Since most modern water pumps use electricity to obtain well water, a power outage can separate you from one of the most important things you need for survival – your water supply.
Every country kid has grown up knowing that when a storm hits that is likely to cause a power outage that the first order of business is filling the bathtubs and stock tanks while you still have power. And that works great for short-term outages but how about for outages that last for more than a day or two?
Know what your options are and plan ahead so that you can still get water from your well when the grid goes down.
Check your water level
It’s easy to check how close to the surface the water in your well is; all you need is an empty pill bottle and some string. Put a few pebbles or metal nuts in the pill bottle to give it some weight and tie the end of the string securely to it. Just don’t put enough weight into it to prevent the bottle from floating. Start letting the string out, lowering the pill bottle into your well. When the string goes slack, you’ve found the water.
Mark the point on your string where the pill bottle hit the water and pull it back out. Measuring how much string you had let out will let you know how far the water comes up in your well casing. Keep in mind that drawing water out of the well lowers the level of the water in it. So if you had just been running the water, your normal water level may be even higher.
So if your well is 300ft deep, but your static water level is at 50 feet then you probably want to be able to reach at least 100 feet so that your drawdown level gives you at least 50 feet of water storage in your well pipe.
If you are planning to run your existing well pump with a generator then you don’t necessarily need to know where your static water line is as you will not be changing up anything with your system.
Three ways to obtain water
Your rural well pump can still work during a power outage, if you can generate your own power. But before you start playing electrician during a crisis, there’s something you need to know. Does your well pump run on 110 or 220 power? Most well pumps (deep ones, primarily) run on 220. This is the same heavy power for electric ovens and clothes dryers. If you have a generator powerful enough to supply 220 power, you’re all set. But here’s the reality check: most portable generators only provide 110 power. So if you don’t have a 110 pump or a 220 generator, you’d better think about your other options.
In a total grid down situation their are several potential drawbacks to generators. First they are loud, and can draw unwanted attention. Second, eventually you will run out of fuel.
Depending on your location solar or wind power may be the better choice to run your well pump. Or you may want to have them as a secondary source of power.
2. Hand pump
This will also require some advanced planning on your part, but you can purchase an old-fashioned style hand pump to attach to your modern wellhead. Some styles of hand pump can be mounted on a well without disrupting your existing electric well pump, and be used as a backup to deal with power outages. Do your homework to find the right pump, as some pumps will only pull water up a few feet and others can pull water out of a 200-foot well.
A hand pump will not supply running water to your house and it can be a lot of work. If you plan ahead you can create a cistern that you pump into and then use a second “pitcher pump” at the sink to have “running” water in your home.
3. Sleeve bucket
Can’t afford a generator or hand pump (both of which cost hundreds of dollars)?
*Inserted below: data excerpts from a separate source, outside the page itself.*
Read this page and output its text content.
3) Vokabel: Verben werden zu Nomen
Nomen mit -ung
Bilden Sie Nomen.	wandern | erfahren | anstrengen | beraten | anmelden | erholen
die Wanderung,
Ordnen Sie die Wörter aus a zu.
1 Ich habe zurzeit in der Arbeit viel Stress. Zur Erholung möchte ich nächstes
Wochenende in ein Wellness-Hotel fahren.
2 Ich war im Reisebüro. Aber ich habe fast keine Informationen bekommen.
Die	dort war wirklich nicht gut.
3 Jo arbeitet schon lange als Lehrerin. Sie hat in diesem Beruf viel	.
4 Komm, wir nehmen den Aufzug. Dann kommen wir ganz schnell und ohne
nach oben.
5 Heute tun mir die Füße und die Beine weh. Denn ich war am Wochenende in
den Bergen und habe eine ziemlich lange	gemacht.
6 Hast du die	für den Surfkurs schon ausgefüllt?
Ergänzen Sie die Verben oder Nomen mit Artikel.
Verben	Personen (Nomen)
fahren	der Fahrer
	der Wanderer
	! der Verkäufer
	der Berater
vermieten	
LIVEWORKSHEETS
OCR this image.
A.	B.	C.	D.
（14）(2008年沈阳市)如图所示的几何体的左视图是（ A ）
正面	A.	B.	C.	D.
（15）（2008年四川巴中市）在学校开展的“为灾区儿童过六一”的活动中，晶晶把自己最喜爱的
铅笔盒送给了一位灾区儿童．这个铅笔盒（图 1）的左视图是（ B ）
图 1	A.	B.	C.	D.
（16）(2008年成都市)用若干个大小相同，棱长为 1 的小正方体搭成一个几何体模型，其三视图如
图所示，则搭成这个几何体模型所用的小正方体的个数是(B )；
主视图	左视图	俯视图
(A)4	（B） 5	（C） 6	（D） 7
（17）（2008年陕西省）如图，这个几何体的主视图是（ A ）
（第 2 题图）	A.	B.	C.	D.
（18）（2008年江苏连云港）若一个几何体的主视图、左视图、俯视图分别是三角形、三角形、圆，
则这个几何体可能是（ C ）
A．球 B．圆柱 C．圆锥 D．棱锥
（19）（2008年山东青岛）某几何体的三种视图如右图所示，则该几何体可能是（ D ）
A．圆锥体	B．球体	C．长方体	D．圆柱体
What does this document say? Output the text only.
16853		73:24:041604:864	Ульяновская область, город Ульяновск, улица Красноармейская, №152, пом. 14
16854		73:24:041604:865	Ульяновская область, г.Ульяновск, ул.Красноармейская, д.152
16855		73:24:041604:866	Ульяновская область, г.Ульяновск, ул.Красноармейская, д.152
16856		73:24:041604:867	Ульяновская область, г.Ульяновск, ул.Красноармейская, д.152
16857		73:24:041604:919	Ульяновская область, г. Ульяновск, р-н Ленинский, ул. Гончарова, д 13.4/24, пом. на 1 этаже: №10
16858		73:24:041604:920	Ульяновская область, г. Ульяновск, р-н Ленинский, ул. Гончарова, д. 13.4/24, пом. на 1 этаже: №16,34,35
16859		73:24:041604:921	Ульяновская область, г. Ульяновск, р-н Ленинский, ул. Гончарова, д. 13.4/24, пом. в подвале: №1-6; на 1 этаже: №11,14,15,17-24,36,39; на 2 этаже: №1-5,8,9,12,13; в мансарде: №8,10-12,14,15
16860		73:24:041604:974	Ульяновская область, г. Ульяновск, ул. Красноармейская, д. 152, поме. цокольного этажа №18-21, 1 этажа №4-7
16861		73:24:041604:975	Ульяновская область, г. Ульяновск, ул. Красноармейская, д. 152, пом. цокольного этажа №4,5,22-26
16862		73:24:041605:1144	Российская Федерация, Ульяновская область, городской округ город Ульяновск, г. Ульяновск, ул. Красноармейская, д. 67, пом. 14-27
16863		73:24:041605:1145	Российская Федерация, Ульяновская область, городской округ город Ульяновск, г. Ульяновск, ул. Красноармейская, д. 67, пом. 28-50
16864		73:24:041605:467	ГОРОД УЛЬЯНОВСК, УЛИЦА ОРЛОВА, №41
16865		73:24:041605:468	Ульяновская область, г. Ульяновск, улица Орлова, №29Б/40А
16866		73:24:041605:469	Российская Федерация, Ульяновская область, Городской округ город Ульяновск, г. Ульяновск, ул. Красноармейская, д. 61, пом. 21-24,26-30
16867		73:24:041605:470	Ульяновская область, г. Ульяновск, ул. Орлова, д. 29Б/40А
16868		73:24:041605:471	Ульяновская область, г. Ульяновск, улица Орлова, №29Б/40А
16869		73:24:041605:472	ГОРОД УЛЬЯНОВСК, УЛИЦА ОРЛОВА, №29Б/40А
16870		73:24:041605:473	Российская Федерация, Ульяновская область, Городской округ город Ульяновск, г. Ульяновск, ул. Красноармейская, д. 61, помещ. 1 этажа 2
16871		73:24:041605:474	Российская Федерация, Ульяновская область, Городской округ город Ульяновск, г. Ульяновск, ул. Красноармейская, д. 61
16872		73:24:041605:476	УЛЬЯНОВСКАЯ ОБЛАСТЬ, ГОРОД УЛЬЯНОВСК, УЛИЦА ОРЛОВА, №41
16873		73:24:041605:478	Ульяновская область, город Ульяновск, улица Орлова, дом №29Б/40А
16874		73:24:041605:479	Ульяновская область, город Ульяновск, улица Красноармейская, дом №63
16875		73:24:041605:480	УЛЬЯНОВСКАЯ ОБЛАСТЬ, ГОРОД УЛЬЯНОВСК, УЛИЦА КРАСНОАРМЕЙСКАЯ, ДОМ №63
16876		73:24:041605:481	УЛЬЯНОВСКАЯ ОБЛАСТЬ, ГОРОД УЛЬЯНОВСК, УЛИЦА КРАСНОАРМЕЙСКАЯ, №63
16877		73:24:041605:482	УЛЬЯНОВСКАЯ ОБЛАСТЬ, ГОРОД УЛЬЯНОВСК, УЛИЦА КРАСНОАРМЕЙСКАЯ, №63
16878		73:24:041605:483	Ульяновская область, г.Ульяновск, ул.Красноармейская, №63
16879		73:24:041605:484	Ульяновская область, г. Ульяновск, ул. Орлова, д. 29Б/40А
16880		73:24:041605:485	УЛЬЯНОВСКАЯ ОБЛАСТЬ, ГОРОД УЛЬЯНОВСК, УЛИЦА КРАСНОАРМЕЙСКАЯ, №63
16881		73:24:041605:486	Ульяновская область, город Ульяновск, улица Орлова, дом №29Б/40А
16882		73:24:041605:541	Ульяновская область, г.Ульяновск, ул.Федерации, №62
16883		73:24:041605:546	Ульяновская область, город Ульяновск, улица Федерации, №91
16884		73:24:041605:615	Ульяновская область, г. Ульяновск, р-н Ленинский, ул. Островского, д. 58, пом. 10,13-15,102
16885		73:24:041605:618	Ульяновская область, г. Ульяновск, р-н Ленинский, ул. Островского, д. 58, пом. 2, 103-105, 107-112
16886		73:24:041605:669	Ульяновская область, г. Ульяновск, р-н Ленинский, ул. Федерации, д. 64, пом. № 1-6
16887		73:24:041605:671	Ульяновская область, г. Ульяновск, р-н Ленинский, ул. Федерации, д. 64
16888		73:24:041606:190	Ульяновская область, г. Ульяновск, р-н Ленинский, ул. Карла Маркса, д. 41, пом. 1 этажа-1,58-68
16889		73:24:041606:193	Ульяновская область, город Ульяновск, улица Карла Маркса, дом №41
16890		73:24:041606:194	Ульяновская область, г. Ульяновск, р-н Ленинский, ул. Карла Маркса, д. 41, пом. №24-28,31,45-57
A well bucket for modern wells is a slender plastic or metal sleeve, which can be lowered down any modern well on a length of cord. This skinny sleeve has a foot valve at the bottom, allowing it to fill up with water, but retain water when lifted up. Make sure you have enough cord to reach the water level, and tie off the free end of the cord at the top of the well. This will keep you from losing your well bucket and your line down the well.
If you have to improvise a well bucket, use a two-foot length of steel pipe with a cap at one end and a cord tied to the other. That much steel will weigh enough to submerge in the water, while other slender containers will probably just float on top of the water in the well.
Setting up a tripod with a pulley on it can make the task of pulling up the well bucket much easier. Something you will be thankful for if you have to draw more than a few buckets worth of water.